Кстати, мне бы хотелось, чтобы в спектакле подобная традиция восприятия сохранилась у всех действующих лиц по отношению к Раневской, которую все они должны по – прежнему хозяйкой, человеком, от которого все зависят.
Ну, так, как это бывает, когда сегодня приходит в наш театр Ефремов, – он ведь уже гость, а мы воспринимаем его как главного режиссера, не можем иначе.
Традиция восприятия меньше всего свойственна самой Волчек. Она не склонна к созерцательности, ее натура деятельна. Не отражается ли это на трактовке «Вишневого сада»? Не оттого ли в спектакле нет нейтральных созерцательных сцен?
В том же втором акте монолог Раневской «Мои грехи» она переводит из интимного признания в обвинение, которое Любовь Андреевна предъявляет Гаеву, – предъявляет впрямую, переходя в активное наступление, не боясь скандала.
– Мои грехи?! – эти появившиеся по воле режиссера вопросительные и восклицательные знаки придают монологу новую тональность. – Вы меня обвиняете, а разве я виновата?! Да ведь я… Да ведь со мной вот как было! Да как же можно так говорить после всего этого! Возмущение вместо самоанализа, обвинительная речь вместо смиренной жалобы на несчастную судьбу и не сложиавшуюся жизнь.
Волчек рассказала анекдот, быть может, родившийся в ее родном театре. Первоначально, якобы, она собиралась не только поставить «Вишневый сад», но и попробовать себя в главной роли. И вот, мол, как-то поздней ночью ей позвонила Фаина Георгиевна Раневская:
– Галя, я только что узнала, что вы собираетесь сыграть Раневскую. Немедленно откажитесь от этого – ваша героиня продаст вишневый сад в первом же акте!
– Я знаю, меня будут упрекать: «Разве это чеховские герои?!» – говорила Волчек. – Да, у меня спор Гаева и Раневской – почти склока, чуть ли не кухонный скандал, Я против так называемой чеховской рассопленности, театрального чеховского стандарта…
По существу, я смотрю удивительный спектакль; Волчек ставит «Вишневый сад». Это увлекательнее любого детектива, ибо здесь действительно никто не знает, что будет дальше. Спектакль сегодняшний настолько, что о его действии нельзя сказать «это было», но только «это есть».

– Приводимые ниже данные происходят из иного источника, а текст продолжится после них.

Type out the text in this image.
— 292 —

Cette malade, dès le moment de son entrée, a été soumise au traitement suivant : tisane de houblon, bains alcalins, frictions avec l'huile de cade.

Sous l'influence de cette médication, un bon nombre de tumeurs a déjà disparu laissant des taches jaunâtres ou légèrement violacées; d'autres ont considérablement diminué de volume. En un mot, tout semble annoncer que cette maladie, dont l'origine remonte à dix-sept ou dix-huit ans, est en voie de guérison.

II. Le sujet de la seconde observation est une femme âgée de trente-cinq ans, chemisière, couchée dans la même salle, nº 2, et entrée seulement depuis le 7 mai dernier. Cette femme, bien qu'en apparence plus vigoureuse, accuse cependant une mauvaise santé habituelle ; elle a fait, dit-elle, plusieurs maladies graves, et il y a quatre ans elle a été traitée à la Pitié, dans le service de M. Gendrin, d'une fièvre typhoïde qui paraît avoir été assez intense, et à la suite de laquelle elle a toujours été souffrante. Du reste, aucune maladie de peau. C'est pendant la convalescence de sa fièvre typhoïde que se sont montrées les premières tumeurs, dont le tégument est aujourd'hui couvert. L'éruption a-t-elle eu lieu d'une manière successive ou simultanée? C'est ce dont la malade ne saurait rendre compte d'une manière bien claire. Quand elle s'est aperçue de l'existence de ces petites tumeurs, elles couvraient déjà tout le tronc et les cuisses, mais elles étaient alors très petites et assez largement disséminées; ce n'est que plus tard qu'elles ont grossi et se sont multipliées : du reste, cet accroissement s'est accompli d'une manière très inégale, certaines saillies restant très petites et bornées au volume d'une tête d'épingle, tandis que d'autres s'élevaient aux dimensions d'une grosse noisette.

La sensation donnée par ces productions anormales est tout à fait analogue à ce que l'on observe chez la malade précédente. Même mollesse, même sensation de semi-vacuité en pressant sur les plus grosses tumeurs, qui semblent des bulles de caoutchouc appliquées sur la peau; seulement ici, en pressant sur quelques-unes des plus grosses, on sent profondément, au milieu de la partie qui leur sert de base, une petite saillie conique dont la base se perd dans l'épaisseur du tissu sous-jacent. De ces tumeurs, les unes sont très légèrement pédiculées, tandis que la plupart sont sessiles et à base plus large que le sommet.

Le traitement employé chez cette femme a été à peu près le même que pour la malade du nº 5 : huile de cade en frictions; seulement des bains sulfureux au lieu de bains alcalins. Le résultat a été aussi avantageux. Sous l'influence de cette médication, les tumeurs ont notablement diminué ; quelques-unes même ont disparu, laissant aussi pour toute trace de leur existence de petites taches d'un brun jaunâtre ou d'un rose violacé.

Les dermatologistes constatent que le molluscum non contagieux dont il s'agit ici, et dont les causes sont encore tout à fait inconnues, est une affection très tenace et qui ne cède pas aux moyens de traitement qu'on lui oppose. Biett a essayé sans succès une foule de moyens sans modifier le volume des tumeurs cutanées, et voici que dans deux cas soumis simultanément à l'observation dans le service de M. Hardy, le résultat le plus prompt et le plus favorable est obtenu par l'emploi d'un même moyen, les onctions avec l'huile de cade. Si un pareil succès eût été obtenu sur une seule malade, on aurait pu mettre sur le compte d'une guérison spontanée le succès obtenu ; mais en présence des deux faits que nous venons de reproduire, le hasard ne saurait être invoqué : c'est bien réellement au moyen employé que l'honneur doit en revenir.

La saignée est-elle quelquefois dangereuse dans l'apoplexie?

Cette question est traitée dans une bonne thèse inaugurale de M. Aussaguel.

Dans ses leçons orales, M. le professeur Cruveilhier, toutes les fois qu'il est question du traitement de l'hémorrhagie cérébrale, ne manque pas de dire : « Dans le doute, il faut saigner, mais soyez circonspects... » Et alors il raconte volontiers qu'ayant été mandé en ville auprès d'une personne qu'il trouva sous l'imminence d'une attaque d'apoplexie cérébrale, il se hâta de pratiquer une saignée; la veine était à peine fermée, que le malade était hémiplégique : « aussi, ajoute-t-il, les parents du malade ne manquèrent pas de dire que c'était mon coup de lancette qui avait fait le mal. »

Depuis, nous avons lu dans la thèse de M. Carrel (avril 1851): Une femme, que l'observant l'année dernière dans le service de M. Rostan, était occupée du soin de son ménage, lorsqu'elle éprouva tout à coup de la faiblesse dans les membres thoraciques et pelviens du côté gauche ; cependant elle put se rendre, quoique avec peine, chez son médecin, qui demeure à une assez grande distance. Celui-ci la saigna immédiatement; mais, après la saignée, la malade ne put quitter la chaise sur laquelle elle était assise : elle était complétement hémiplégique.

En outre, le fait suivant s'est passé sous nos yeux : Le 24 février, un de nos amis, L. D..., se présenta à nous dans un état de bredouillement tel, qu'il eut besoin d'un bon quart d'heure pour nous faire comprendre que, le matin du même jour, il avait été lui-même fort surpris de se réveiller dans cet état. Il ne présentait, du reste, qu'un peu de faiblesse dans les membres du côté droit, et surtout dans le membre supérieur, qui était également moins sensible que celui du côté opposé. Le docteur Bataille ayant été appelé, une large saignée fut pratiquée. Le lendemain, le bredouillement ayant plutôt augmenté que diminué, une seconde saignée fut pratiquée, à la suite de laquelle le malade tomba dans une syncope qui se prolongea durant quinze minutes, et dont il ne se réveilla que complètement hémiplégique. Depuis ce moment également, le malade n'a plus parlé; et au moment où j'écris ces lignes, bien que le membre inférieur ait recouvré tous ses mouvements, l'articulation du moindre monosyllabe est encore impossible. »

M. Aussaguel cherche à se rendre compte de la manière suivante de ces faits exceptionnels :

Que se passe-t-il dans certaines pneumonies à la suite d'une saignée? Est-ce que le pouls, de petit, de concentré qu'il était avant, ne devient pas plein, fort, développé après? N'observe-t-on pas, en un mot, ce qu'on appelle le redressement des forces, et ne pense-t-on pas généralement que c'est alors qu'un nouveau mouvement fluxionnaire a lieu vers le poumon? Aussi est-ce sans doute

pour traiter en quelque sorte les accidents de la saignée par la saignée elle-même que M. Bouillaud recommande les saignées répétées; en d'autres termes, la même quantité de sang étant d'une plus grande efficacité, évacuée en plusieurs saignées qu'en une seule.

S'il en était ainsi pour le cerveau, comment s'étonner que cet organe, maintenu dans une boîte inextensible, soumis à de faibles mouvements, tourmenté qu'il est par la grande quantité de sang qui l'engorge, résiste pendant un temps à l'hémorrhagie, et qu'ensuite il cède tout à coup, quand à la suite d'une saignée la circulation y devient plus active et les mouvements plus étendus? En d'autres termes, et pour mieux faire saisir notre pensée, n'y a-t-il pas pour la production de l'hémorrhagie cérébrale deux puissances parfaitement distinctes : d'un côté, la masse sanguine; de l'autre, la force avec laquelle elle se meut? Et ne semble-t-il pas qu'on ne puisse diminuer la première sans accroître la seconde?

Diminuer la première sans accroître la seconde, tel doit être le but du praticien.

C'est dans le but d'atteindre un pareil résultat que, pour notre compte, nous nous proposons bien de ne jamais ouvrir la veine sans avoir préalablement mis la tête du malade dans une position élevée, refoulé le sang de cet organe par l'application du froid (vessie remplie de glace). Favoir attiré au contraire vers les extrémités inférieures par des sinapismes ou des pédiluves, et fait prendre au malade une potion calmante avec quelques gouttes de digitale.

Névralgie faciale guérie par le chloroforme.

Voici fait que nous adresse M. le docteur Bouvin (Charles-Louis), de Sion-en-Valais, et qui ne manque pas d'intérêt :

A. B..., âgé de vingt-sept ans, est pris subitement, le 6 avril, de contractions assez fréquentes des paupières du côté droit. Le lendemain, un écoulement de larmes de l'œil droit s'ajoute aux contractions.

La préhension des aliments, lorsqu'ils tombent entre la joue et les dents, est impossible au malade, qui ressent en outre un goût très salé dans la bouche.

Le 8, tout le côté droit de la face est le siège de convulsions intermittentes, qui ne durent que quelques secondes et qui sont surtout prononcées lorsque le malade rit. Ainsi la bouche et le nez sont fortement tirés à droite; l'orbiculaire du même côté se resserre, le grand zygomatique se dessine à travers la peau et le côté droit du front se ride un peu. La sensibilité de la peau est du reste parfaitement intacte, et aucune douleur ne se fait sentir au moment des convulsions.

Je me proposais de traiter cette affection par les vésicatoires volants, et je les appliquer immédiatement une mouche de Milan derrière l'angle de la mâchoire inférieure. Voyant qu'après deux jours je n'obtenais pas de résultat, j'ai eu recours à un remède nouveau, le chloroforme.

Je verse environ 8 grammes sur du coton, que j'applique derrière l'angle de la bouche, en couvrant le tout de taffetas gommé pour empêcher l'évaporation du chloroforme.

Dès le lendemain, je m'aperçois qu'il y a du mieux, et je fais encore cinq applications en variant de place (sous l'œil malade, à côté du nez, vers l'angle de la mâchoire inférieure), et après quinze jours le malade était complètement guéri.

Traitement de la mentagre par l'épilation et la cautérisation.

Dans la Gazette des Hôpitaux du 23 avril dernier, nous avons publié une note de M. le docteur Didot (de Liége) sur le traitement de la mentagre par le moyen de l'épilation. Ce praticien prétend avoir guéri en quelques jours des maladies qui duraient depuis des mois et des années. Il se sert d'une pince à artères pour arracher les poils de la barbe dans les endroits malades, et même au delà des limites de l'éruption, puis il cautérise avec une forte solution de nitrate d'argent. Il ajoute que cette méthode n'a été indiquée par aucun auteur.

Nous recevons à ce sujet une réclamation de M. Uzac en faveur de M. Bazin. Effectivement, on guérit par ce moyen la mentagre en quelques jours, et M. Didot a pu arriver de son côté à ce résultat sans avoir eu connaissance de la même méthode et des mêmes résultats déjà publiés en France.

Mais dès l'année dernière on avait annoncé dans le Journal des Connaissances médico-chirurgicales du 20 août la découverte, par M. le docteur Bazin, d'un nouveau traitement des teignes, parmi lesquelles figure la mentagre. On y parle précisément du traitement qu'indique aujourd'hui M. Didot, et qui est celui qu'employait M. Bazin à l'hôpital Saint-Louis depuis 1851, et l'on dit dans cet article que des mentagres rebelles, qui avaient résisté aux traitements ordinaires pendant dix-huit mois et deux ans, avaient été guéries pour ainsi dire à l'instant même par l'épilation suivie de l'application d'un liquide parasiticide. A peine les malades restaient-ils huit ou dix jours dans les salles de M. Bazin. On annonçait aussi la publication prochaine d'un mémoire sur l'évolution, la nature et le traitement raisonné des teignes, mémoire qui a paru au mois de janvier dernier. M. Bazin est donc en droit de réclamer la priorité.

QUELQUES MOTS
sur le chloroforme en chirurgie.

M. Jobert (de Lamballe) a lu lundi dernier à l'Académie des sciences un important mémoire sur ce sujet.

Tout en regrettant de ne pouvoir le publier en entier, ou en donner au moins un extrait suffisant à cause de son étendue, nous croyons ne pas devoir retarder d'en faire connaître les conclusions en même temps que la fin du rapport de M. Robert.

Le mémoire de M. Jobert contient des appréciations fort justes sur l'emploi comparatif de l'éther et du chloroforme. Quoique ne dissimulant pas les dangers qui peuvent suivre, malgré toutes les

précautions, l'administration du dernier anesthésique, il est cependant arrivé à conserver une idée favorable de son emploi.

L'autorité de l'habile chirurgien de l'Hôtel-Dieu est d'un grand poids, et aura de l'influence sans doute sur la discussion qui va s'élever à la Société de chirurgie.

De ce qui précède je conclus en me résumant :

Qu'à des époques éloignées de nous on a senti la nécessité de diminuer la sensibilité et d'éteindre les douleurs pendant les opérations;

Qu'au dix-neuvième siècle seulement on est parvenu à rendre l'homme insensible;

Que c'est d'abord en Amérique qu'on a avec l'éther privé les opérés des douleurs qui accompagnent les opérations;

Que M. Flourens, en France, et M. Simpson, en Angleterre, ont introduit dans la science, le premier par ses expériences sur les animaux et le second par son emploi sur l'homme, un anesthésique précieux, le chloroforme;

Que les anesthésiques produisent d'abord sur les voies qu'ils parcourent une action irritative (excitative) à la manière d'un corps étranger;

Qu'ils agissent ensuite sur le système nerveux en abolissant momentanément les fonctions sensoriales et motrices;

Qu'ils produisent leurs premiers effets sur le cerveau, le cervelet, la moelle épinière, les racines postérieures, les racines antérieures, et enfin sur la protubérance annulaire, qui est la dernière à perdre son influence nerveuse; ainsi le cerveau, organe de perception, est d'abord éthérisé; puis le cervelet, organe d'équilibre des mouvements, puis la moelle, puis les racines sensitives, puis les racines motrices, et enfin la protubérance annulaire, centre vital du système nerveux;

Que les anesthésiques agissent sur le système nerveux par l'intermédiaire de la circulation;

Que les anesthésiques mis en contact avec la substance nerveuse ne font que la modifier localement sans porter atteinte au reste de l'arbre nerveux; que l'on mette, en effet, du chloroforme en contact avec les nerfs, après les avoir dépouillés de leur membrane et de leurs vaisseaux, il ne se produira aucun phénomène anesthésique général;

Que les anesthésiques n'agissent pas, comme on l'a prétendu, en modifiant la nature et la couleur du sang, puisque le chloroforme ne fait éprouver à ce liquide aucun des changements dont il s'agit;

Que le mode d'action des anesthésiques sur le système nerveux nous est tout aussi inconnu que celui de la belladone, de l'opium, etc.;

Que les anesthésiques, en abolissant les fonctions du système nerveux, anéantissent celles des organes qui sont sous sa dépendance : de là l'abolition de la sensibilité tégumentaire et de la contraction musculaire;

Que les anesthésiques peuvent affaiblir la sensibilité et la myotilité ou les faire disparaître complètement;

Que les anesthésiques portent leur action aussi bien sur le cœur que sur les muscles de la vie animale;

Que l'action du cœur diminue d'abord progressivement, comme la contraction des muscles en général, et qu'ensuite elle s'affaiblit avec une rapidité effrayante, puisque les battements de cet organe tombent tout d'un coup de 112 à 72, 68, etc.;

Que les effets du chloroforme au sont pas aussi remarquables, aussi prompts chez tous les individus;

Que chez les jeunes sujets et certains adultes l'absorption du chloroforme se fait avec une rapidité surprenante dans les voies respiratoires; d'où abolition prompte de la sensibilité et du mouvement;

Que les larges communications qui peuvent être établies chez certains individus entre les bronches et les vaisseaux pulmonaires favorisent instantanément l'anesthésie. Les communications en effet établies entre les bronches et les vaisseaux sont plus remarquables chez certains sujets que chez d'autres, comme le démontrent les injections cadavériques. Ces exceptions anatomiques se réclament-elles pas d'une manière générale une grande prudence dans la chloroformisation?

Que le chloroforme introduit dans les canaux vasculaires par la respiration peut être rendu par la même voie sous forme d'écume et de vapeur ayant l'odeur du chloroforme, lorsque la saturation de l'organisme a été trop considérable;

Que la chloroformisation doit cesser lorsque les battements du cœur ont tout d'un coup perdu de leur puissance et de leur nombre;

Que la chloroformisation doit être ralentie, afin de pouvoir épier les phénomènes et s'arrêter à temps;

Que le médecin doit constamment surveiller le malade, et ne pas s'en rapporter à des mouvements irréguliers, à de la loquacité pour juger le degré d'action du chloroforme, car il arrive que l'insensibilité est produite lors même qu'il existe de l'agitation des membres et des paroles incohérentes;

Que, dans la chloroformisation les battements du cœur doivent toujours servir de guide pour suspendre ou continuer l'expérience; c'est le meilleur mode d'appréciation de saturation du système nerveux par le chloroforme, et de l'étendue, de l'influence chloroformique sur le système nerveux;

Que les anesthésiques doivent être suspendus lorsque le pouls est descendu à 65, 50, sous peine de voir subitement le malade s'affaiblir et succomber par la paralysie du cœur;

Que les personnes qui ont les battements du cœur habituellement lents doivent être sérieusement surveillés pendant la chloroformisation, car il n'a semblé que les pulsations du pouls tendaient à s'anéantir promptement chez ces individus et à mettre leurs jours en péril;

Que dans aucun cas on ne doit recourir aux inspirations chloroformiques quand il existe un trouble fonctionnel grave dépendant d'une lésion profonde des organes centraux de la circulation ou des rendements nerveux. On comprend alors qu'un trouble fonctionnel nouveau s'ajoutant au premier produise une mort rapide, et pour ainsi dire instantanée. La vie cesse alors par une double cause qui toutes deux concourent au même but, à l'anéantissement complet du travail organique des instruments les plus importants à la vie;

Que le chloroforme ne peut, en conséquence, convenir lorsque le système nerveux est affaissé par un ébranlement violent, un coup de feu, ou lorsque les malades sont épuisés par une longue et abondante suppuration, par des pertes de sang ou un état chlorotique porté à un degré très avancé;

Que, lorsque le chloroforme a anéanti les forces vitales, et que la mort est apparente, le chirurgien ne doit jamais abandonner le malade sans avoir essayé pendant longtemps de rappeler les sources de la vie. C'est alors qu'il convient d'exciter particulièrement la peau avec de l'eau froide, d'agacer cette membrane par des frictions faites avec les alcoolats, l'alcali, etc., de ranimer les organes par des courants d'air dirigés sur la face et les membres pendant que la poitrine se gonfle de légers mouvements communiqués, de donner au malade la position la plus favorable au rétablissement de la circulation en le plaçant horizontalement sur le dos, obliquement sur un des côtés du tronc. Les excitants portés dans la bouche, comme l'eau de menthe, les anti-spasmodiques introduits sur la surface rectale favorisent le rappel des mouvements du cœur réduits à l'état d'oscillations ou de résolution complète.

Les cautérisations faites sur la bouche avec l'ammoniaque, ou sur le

Все, что происходит в нем, совпадает с реальным течением времени, и есть сама реальность. Если хотите, это прекрасный образец документального репортажа, который являет собой не пресловутый «поток жизни», а действие, целенаправленное и конечное: ставится и должен быть поставлен «Вишневый сад».
Этот не предназначенный для публики спектакль не исчерпывается пьесой Чехова, хотя и предполагает знакомство с нею. Чем это знакомство будет глубже, чем больше вам удастся узнать об истории постановок пьесы, вариантах ее прочтения, тем неожиданнее и увлекательнее происходящее на сцене: на ваших глазах будет рушиться традиционное представление о классических решениях, вы станете свидетелем, как на сценических подмостках рождается то, о чем можно было только смутно догадываться или не догадываться вовсе.